Que constate-on ? Le cumul de mandats et également le cumul de mandats successifs dans le temps pourrissent nos institutions. Les cumulards, souvent des hommes… et souvent des hommes d’âge mûr d’ailleurs, déclarent entretenir des liens indéfectibles et nécessaires avec le terrain qui les a façonnés, promus puis élus pour des raisons de cohérence et de maintien de leur influence. Au Sénat notamment, le mode de scrutin angoisse les sénateurs. Et si le nouveau candidat n’était pas à la hauteur pour cajoler et convaincre les grands électeurs ? À les en croire, il en irait presque de la survie de l’espèce…

Ces arguments sont indéfendables dans le monde d’aujourd’hui car ils conduisent aux pires travers : absentéisme, prébendes, travail superficiel, conflits d’intérêts, incompréhension culturelle des élus d’Europe (qui travaillent bien, eux, avec un seul mandat), personnalisation à outrance, manque de renouvellement sociologique ou générationnel, confusion des genres… et, pour les proches, la chaise vide.

Pour moi, mais je peux me tromper n’ayant pas cette expertise (j’exerce un seul mandat, depuis trois ans), le cumulard est un grand zappeur qui s’isole dans sa bulle de pouvoir, dans sa voiture de fonction, dans ses parapheurs et ses secrétariats. Dans son cumul, il se déconnecte davantage qu’il ne se ressource.

Comment le maire d’une grande ville ou le président d’une région ou d’un département – de surcroit à l’heure où chacun s’oblige à être continuellement accessible par téléphone mobile – peut-il sérieusement assurer ses charges de travail simultanément avec la fonction de parlementaire qui doit siéger en commissions, suivre tout le processus d’élaboration de la loi, assurer le contrôle du gouvernement. Le conflit d’intérêt menace. Prenons un exemple : Comment un député-maire peut-il, le lundi comme député, participer à des missions parlementaires visant à installer dans la ville dont il est maire un organisme important ou au contraire à travailler à son démantèlement et le mardi céder en tant que maire le terrain pour la construction de l’immeuble qui l’abritera ? Des cas sont connus, des cas plutôt révoltants.

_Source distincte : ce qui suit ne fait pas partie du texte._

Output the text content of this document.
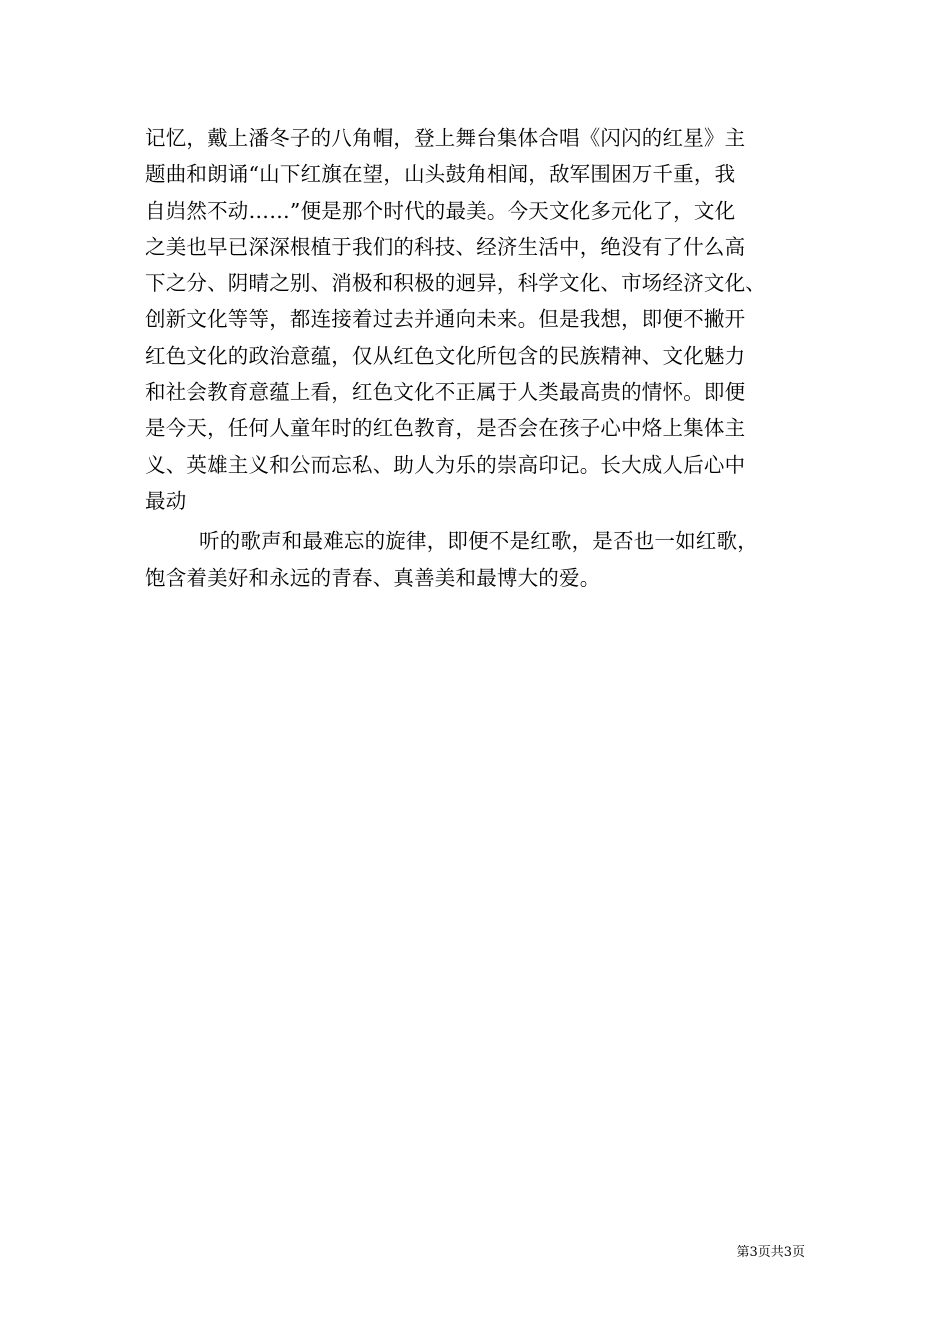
记忆，戴上潘冬子的八角帽，登上舞台集体合唱《闪闪的红星》主
题曲和朗诵“山下红旗在望，山头鼓角相闻，敌军围困万千重，我
自岿然不动……”便是那个时代的最美。今天文化多元化了，文化
之美也早已深深根植于我们的科技、经济生活中，绝没有了什么高
下之分、阴晴之别、消极和积极的迥异，科学文化、市场经济文化、
创新文化等等，都连接着过去并通向未来。但是我想，即便不撇开
红色文化的政治意蕴，仅从红色文化所包含的民族精神、文化魅力
和社会教育意蕴上看，红色文化不正属于人类最高贵的情怀。即便
是今天，任何人童年时的红色教育，是否会在孩子心中烙上集体主
义、英雄主义和公而忘私、助人为乐的崇高印记。长大成人后心中
最动
听的歌声和最难忘的旋律，即便不是红歌，是否也一如红歌，
饱含着美好和永远的青春、真善美和最博大的爱。
第3页共3页
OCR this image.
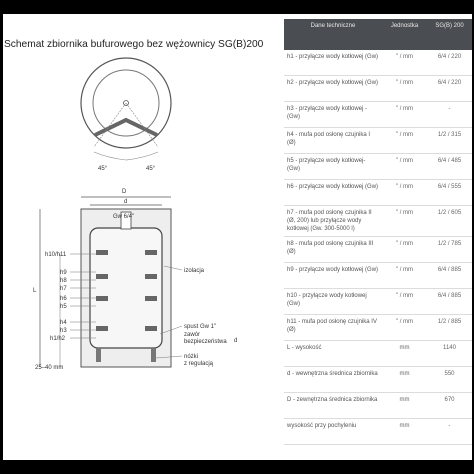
45°	45°
D
d
Gw 6/4"
L
h10/h11
h9
h8
h7
h6
h5
h4
h3
h1/h2
25–40 mm
izolacja
spust Gw 1"
zawór
bezpieczeństwa d
nóżki
z regulacją
Schemat zbiornika bufurowego bez wężownicy SG(B)200
Dane techniczne	Jednostka	SG(B) 200
h1 - przyłącze wody kotłowej (Gw)	" / mm	6/4 / 220
h2 - przyłącze wody kotłowej (Gw)	" / mm	6/4 / 220
h3 - przyłącze wody kotłowej - (Gw)	" / mm	-
h4 - mufa pod osłonę czujnika I (Ø)	" / mm	1/2 / 315
h5 - przyłącze wody kotłowej- (Gw)	" / mm	6/4 / 485
h6 - przyłącze wody kotłowej (Gw)	" / mm	6/4 / 555
h7 - mufa pod osłonę czujnika II (Ø, 200) lub przyłącze wody kotłowej (Gw. 300-5000 l)	" / mm	1/2 / 605
h8 - mufa pod osłonę czujnika III (Ø)	" / mm	1/2 / 785
h9 - przyłącze wody kotłowej (Gw)	" / mm	6/4 / 885
h10 - przyłącze wody kotłowej (Gw)	" / mm	6/4 / 885
h11 - mufa pod osłonę czujnika IV (Ø)	" / mm	1/2 / 885
L - wysokość	mm	1140
d - wewnętrzna średnica zbiornika	mm	550
D - zewnętrzna średnica zbiornika	mm	670
wysokość przy pochyleniu	mm	-
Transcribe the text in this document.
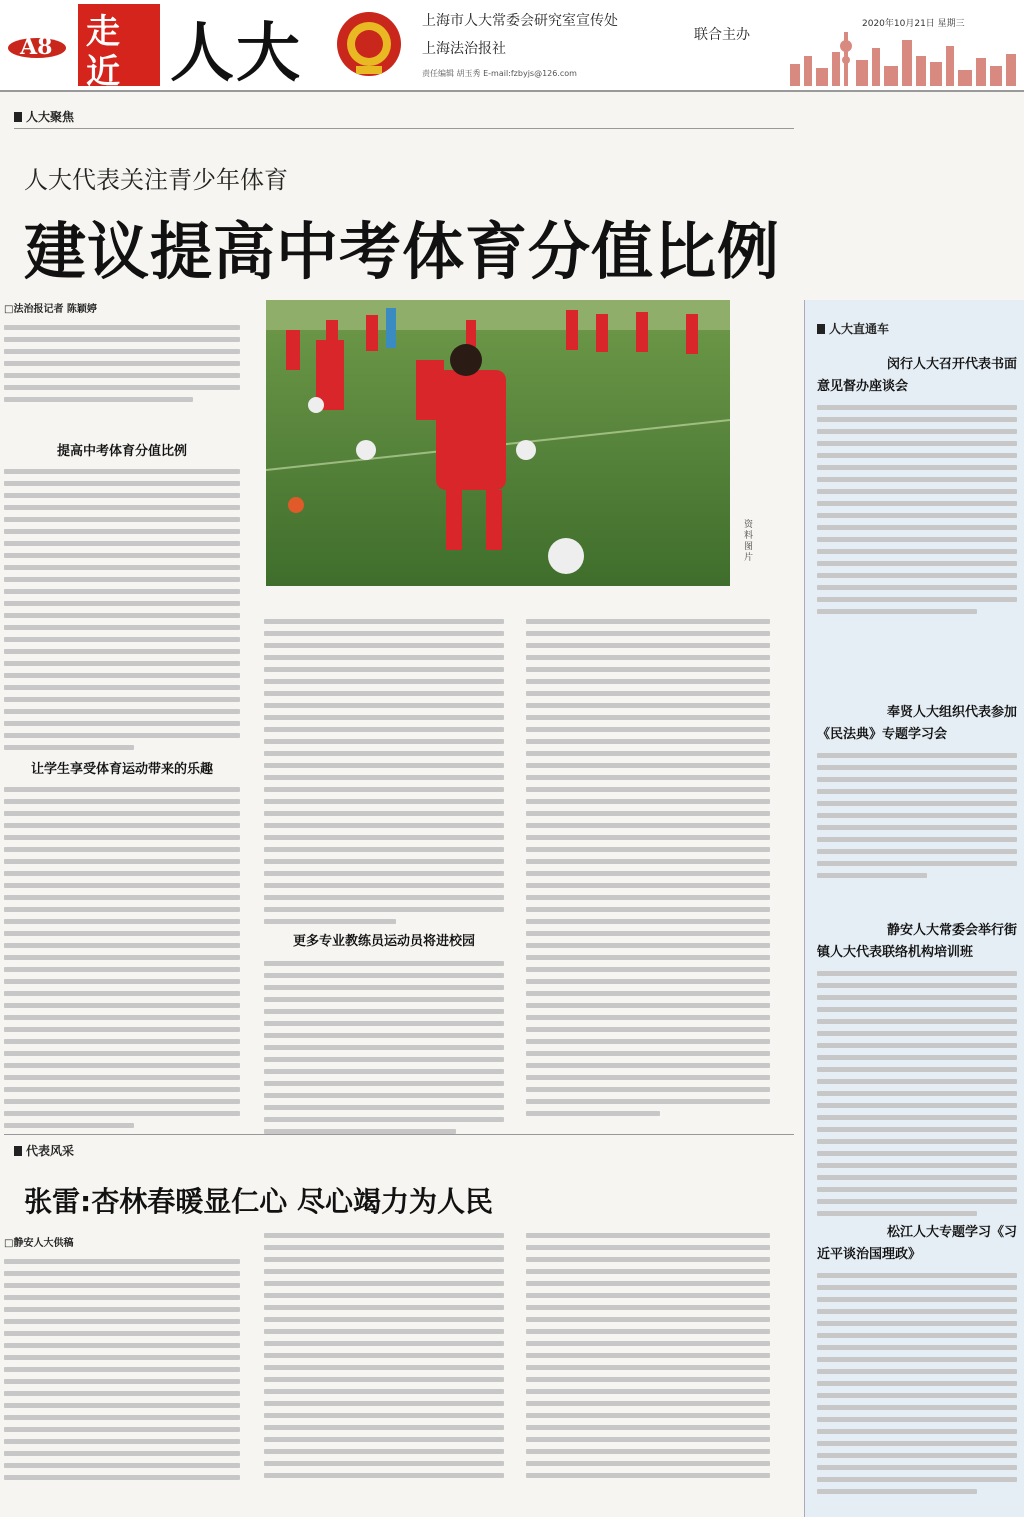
A8 走
近 人大	上海市人大常委会研究室宣传处
上海法治报社
联合主办
责任编辑 胡玉秀 E-mail:fzbyjs@126.com
2020年10月21日 星期三
人大聚焦
人大代表关注青少年体育
建议提高中考体育分值比例
□法治报记者 陈颖婷
提高中考体育分值比例
让学生享受体育运动带来的乐趣
资料图片
更多专业教练员运动员将进校园
人大直通车
闵行人大召开代表书面
意见督办座谈会
奉贤人大组织代表参加
《民法典》专题学习会
静安人大常委会举行街
镇人大代表联络机构培训班
松江人大专题学习《习
近平谈治国理政》
代表风采
张雷:杏林春暖显仁心 尽心竭力为人民
□静安人大供稿
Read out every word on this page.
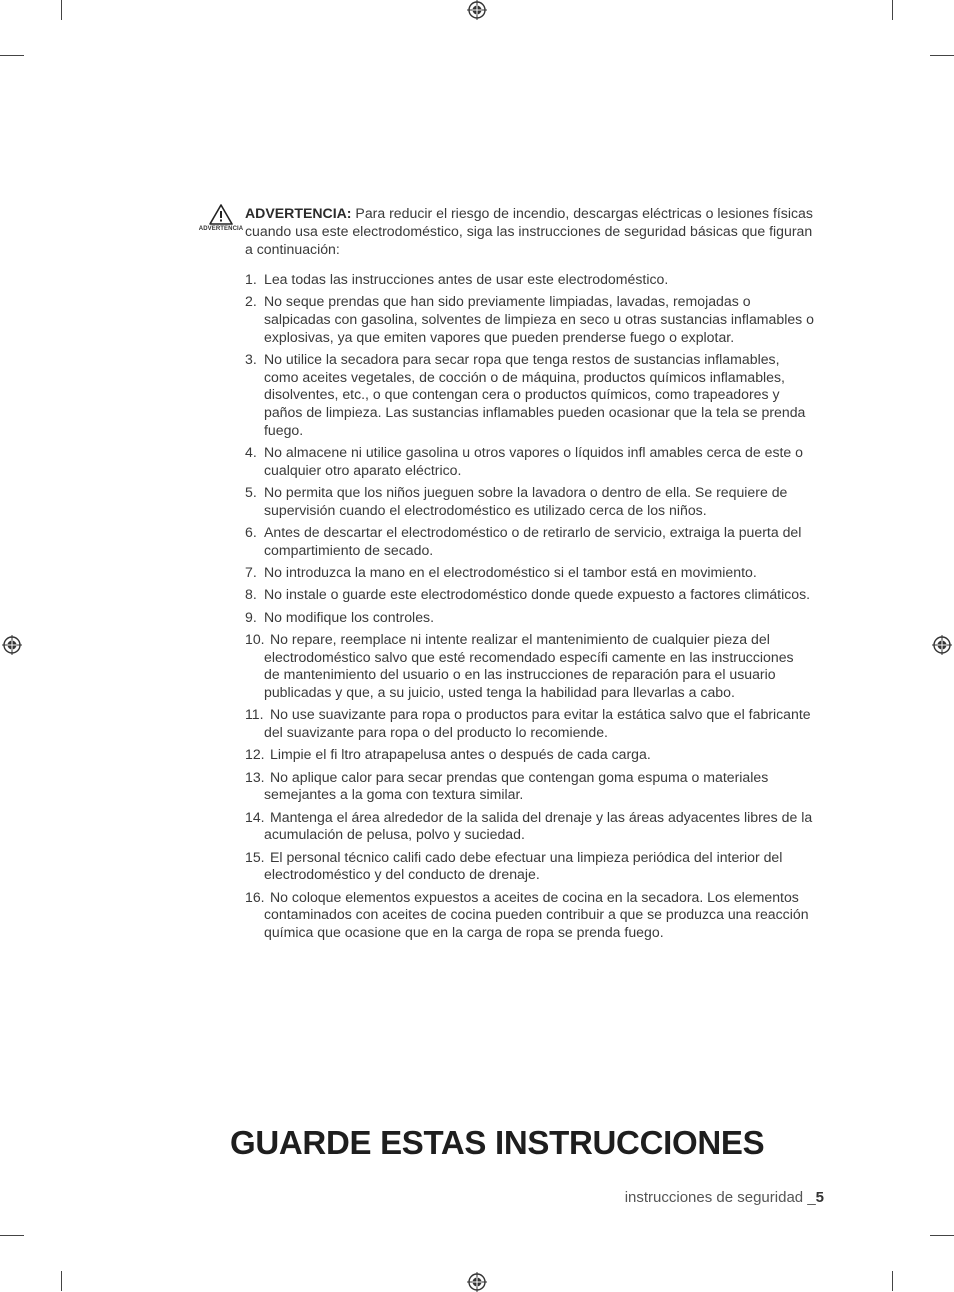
ADVERTENCIA
ADVERTENCIA: Para reducir el riesgo de incendio, descargas eléctricas o lesiones físicas
cuando usa este electrodoméstico, siga las instrucciones de seguridad básicas que figuran
a continuación:
1. Lea todas las instrucciones antes de usar este electrodoméstico.
2. No seque prendas que han sido previamente limpiadas, lavadas, remojadas o
salpicadas con gasolina, solventes de limpieza en seco u otras sustancias inflamables o
explosivas, ya que emiten vapores que pueden prenderse fuego o explotar.
3. No utilice la secadora para secar ropa que tenga restos de sustancias inflamables,
como aceites vegetales, de cocción o de máquina, productos químicos inflamables,
disolventes, etc., o que contengan cera o productos químicos, como trapeadores y
paños de limpieza. Las sustancias inflamables pueden ocasionar que la tela se prenda
fuego.
4. No almacene ni utilice gasolina u otros vapores o líquidos infl amables cerca de este o
cualquier otro aparato eléctrico.
5. No permita que los niños jueguen sobre la lavadora o dentro de ella. Se requiere de
supervisión cuando el electrodoméstico es utilizado cerca de los niños.
6. Antes de descartar el electrodoméstico o de retirarlo de servicio, extraiga la puerta del
compartimiento de secado.
7. No introduzca la mano en el electrodoméstico si el tambor está en movimiento.
8. No instale o guarde este electrodoméstico donde quede expuesto a factores climáticos.
9. No modifique los controles.
10. No repare, reemplace ni intente realizar el mantenimiento de cualquier pieza del
electrodoméstico salvo que esté recomendado específi camente en las instrucciones
de mantenimiento del usuario o en las instrucciones de reparación para el usuario
publicadas y que, a su juicio, usted tenga la habilidad para llevarlas a cabo.
11. No use suavizante para ropa o productos para evitar la estática salvo que el fabricante
del suavizante para ropa o del producto lo recomiende.
12. Limpie el fi ltro atrapapelusa antes o después de cada carga.
13. No aplique calor para secar prendas que contengan goma espuma o materiales
semejantes a la goma con textura similar.
14. Mantenga el área alrededor de la salida del drenaje y las áreas adyacentes libres de la
acumulación de pelusa, polvo y suciedad.
15. El personal técnico califi cado debe efectuar una limpieza periódica del interior del
electrodoméstico y del conducto de drenaje.
16. No coloque elementos expuestos a aceites de cocina en la secadora. Los elementos
contaminados con aceites de cocina pueden contribuir a que se produzca una reacción
química que ocasione que en la carga de ropa se prenda fuego.
GUARDE ESTAS INSTRUCCIONES
instrucciones de seguridad _5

Souvent inavouées parce qu’elles dérangent leurs bénéficiaires, les questions financières incommodent les citoyens. On ne s’enrichit guère en politique, c’est un fait. Mais amasser différentes indemnités même écrêtées est indécent. Certes le parlementaire peut faire profiter le parti dont il est membre de certaines largesses ou graisser la patte à droite et à gauche dans sa circonscription mais cela pourrait se faire sans cumul, d’autres élus pouvant agir de même. Le trésor public gagnerait cependant à ce qu’on interdise le cumul d’indemnités. Les élus concernés voudraient-ils persévérer ?

Et quelle compassion avoir avec ce sénateur-président de conseil général assumé qui se plaint d’être obligé le samedi d’aller couper le ruban de la foire-expo, de passer au tournoi de rugby, à la fête des crêpes, au ban des vendanges et au banquet des anciens alors que son assistant parlementaire lui organise un programme similaire pour le dimanche car le département est grand, encore plus que la circonscription et… sa présence y est indispensable ?

Le cumul est une maladie française, bien de chez nous et ce n’est même pas un produit d’export, dommage pour notre balance commerciale !

Faut-il rappeler à ces professionnels de la politique, ceux pour qui elle semble devenue un « métier », que personne n’est propriétaire de ses voix, qu’on n’est pas élu pour attendre la retraite ! Ah, oui c’est vrai, un parlementaire peut perdre son mandat, son retour dans la vie « active » (!) serait donc adouci ou évité s’il pouvait au moins réinvestir son mandat exécutif local, pour le bien commun assurément. La politique a horreur du vide.